Ki-67 as a Marker of Cell Proliferation
The Ki-67 protein is a large, non-histone nuclear protein directly linked to cell division. It is expressed exclusively during the active phases of the cell cycle: G1, S, G2, and M (mitosis). When a cell is in its resting state (G0 phase), the Ki-67 protein is absent or rapidly degraded. Consequently, its detection acts as a reliable indicator of the fraction of cells within a tissue that are actively preparing to divide.
Ki-67 also has structural roles within the cell nucleus. During interphase, it helps organize heterochromatin, the tightly packed form of DNA. As the cell enters mitosis, the protein relocates to coat the condensed chromosomes, forming the perichromosomal layer. The concentration of Ki-67 in a tumor mass serves as a measure for the overall growth fraction of the cancer.
How Immunohistochemistry Works
Immunohistochemistry is the laboratory method used to visualize the Ki-67 protein within a tissue sample, typically obtained via a biopsy. The process begins with fixing the tissue, usually in formalin, and embedding it in a paraffin wax block. Thin sections of this tissue are then placed onto glass slides, ready for staining.

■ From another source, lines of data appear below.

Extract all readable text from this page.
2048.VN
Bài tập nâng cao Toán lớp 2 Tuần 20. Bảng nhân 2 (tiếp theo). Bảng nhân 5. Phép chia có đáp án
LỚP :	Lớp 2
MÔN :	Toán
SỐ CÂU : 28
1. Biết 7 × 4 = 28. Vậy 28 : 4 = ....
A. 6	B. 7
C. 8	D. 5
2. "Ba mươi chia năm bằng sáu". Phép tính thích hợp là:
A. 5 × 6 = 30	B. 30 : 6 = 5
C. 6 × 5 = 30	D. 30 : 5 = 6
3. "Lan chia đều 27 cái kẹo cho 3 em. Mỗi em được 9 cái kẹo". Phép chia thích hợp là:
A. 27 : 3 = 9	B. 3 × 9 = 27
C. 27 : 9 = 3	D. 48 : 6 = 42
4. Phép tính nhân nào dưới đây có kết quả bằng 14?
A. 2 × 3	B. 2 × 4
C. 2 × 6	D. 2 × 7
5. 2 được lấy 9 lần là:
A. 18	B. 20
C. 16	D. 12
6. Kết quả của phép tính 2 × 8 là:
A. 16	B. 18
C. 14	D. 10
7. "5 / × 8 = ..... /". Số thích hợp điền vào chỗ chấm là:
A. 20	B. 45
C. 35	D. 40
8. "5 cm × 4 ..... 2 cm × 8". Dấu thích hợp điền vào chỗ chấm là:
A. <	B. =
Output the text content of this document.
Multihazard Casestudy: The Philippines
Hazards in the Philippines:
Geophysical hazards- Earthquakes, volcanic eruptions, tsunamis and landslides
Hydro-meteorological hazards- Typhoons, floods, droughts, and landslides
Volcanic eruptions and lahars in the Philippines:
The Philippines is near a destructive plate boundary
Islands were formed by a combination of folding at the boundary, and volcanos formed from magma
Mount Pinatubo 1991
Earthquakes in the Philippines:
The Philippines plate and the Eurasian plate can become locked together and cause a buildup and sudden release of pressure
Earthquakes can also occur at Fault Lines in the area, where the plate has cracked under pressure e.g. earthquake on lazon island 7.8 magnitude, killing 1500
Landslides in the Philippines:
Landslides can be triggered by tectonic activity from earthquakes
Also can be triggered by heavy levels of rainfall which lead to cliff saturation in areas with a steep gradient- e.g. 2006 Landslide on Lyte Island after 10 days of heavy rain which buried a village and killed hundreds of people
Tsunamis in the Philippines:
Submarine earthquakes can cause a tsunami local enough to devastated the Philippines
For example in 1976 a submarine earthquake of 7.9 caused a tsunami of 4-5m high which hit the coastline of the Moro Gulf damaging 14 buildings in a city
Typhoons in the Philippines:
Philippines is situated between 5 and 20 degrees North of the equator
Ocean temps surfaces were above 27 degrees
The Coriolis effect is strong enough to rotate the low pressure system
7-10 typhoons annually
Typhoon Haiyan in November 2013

The technique involves applying a specific primary antibody designed to bind only to the Ki-67 protein within the cell nucleus. A secondary antibody is then introduced, which binds to the first antibody and is linked to an enzyme. A chemical substrate (chromogen) is added, reacting with the enzyme to produce a visible color, typically a localized brown stain. The final percentage score is derived by counting the proportion of these stained nuclei relative to the total number of tumor cell nuclei viewed under a microscope.

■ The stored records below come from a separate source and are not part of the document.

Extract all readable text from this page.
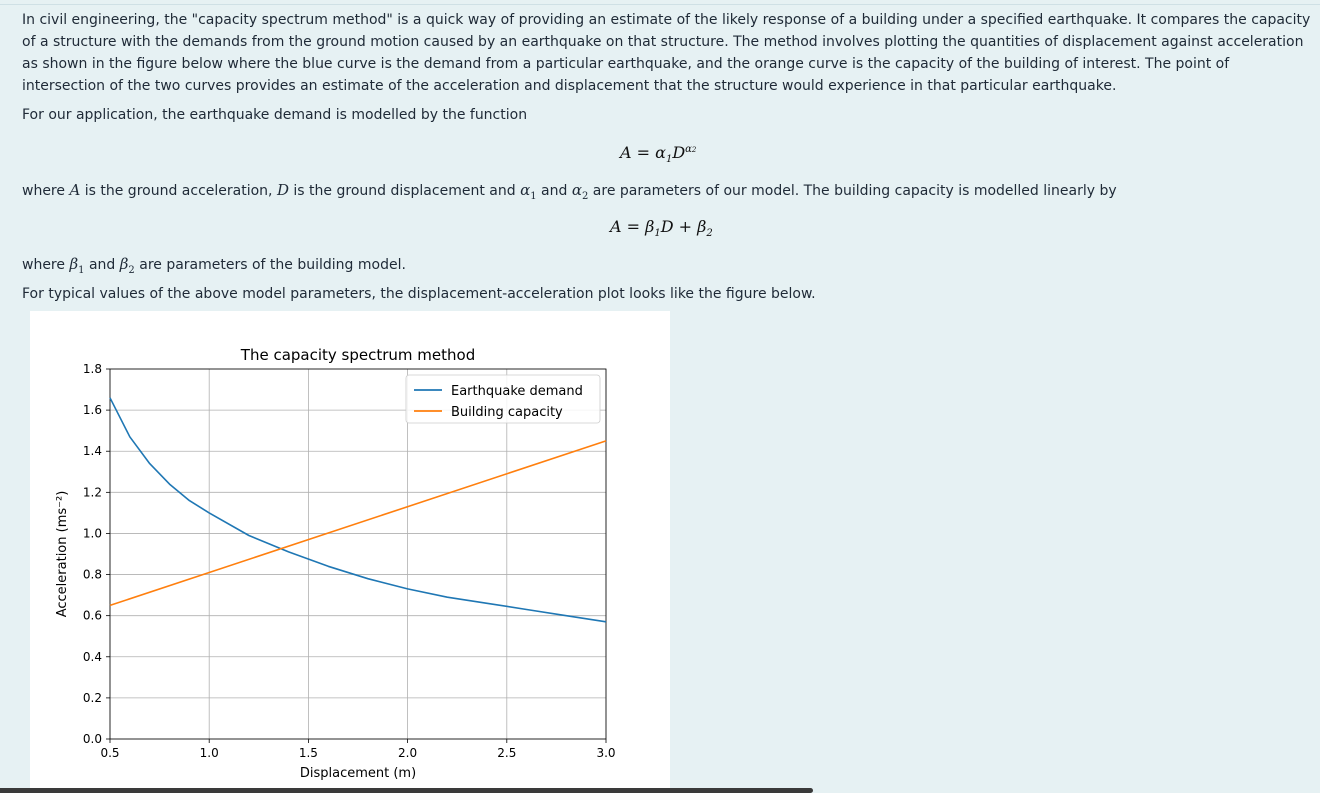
In civil engineering, the "capacity spectrum method" is a quick way of providing an estimate of the likely response of a building under a specified earthquake. It compares the capacity of a structure with the demands from the ground motion caused by an earthquake on that structure. The method involves plotting the quantities of displacement against acceleration as shown in the figure below where the blue curve is the demand from a particular earthquake, and the orange curve is the capacity of the building of interest. The point of intersection of the two curves provides an estimate of the acceleration and displacement that the structure would experience in that particular earthquake.

For our application, the earthquake demand is modelled by the function

$A = \alpha_1D^{\alpha 2}$
where A is the ground acceleration, D is the ground displacement and $\alpha_1$ and $\alpha_2$ are parameters of our model. The building capacity is modelled linearly by
$A = \beta_1D + \beta_2$
where $\beta_1$ and $\beta_2$ are parameters of the building model.
For typical values of the above model parameters, the displacement-acceleration plot looks like the figure below.
0.5	1.0	1.5	2.0	2.5	3.0
0.0
0.2
0.4
0.6
0.8
1.0
1.2
1.4
1.6
1.8
The capacity spectrum method
Displacement (m)
Acceleration (ms⁻²)
Earthquake demand
Building capacity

Standardizing the Ki-67 Scoring Process
Generating a reliable Ki-67 score presents analytical challenges due to variability in both the tumor tissue and the interpretation process. Tumors often exhibit “hotspots,” which are small regions with a significantly higher density of proliferating cells. This spatial variation requires pathologists to perform a “global assessment,” counting cells across multiple fields to ensure the final score accurately represents the tumor’s entire proliferation rate.

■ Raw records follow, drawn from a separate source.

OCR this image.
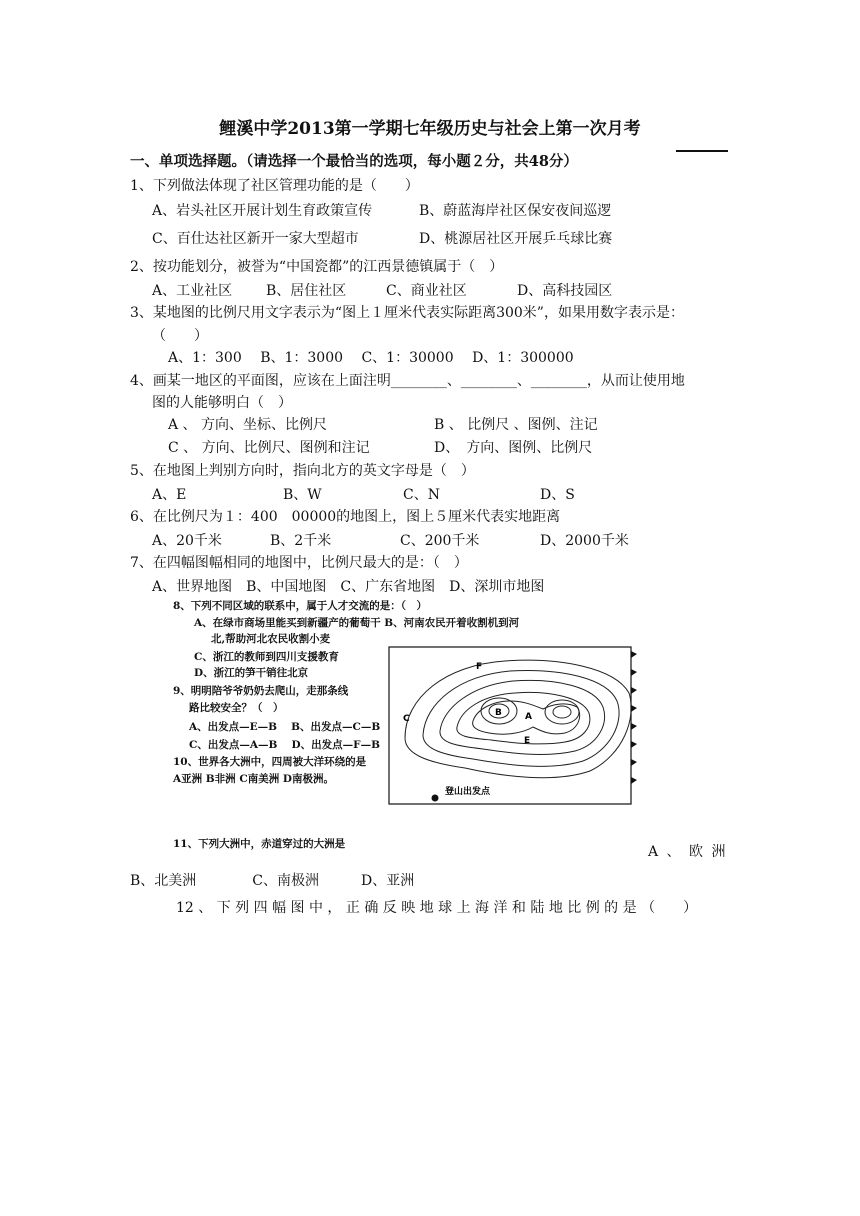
鲤溪中学2013第一学期七年级历史与社会上第一次月考
一、单项选择题。（请选择一个最恰当的选项，每小题２分，共48分）
1、下列做法体现了社区管理功能的是（　　）
A、岩头社区开展计划生育政策宣传	B、蔚蓝海岸社区保安夜间巡逻
C、百仕达社区新开一家大型超市	D、桃源居社区开展乒乓球比赛
2、按功能划分，被誉为“中国瓷都”的江西景德镇属于（　）
A、工业社区 B、居住社区	C、商业社区	D、高科技园区
3、某地图的比例尺用文字表示为“图上１厘米代表实际距离300米”，如果用数字表示是：
（　　）
A、1：300　 B、1：3000　 C、1：30000　 D、1：300000
4、画某一地区的平面图，应该在上面注明________、________、________，从而让使用地
图的人能够明白（　）
A 、 方向、坐标、比例尺	B 、 比例尺 、图例、注记
C 、 方向、比例尺、图例和注记	D、　方向、图例、比例尺
5、在地图上判别方向时，指向北方的英文字母是（　）
A、E	B、W	C、N	D、S
6、在比例尺为１：400　00000的地图上，图上５厘米代表实地距离
A、20千米	B、2千米	C、200千米	D、2000千米
7、在四幅图幅相同的地图中，比例尺最大的是：（　）
A、世界地图　B、中国地图　C、广东省地图　D、深圳市地图
8、下列不同区域的联系中，属于人才交流的是：（　）
A、在绿市商场里能买到新疆产的葡萄干 B、河南农民开着收割机到河
北,帮助河北农民收割小麦
C、浙江的教师到四川支援教育
D、浙江的笋干销往北京
9、明明陪爷爷奶奶去爬山，走那条线
路比较安全？（　）
A、出发点—E—B　 B、出发点—C—B
C、出发点—A—B　 D、出发点—F—B
10、世界各大洲中，四周被大洋环绕的是
A亚洲 B非洲 C南美洲 D南极洲。
F
B	A
C
E
登山出发点
11、下列大洲中，赤道穿过的大洲是	A 、 欧 洲
B、北美洲　　　　C、南极洲　　　D、亚洲
12 、 下 列 四 幅 图 中 ， 正 确 反 映 地 球 上 海 洋 和 陆 地 比 例 的 是 （　　）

The visual counting method can introduce subjectivity, leading to differences in scoring between pathologists (inter-observer variability). To mitigate this, international groups have established guidelines for standardization. These recommendations include counting a minimum of 500 to 2,000 tumor cells and adhering to strict protocols for pre-analytical steps, such as tissue fixation time.
Interpreting Ki-67 Results in Cancer Treatment
The Ki-67 percentage is widely used as both a prognostic and predictive biomarker, particularly in breast cancer management. As a prognostic marker, the score helps estimate the likelihood of disease recurrence or the patient’s long-term outcome. A low score suggests a slow growth rate and a favorable prognosis, while a high score indicates a more aggressive tumor with a higher risk of recurrence.
The score’s predictive utility forecasts the tumor’s likely response to specific systemic treatments. Tumors with a low Ki-67 index (often less than 14% to 20%) are classified as Luminal A-like, suggesting high responsiveness to endocrine (hormone) therapy alone. These patients are often spared the toxic side effects associated with chemotherapy.
Conversely, a high Ki-67 score (typically above 20% to 30%) places the tumor into a more proliferative category, such as Luminal B-like. This elevated score suggests the tumor is less dependent on hormone signaling for growth and is more likely to benefit from the addition of chemotherapy. High Ki-67 scores also identify patients who may benefit from targeted therapies, such as CDK4/6 inhibitors.
The clinical utility of the score is strongest at the extremes, where very low scores (e.g., 5% or less) and very high scores (e.g., 30% or more) provide clear guidance. The intermediate range often remains a source of discussion, requiring oncologists to integrate the Ki-67 result with other factors. These factors include tumor size, lymph node status, and tumor grade to finalize the optimal treatment strategy.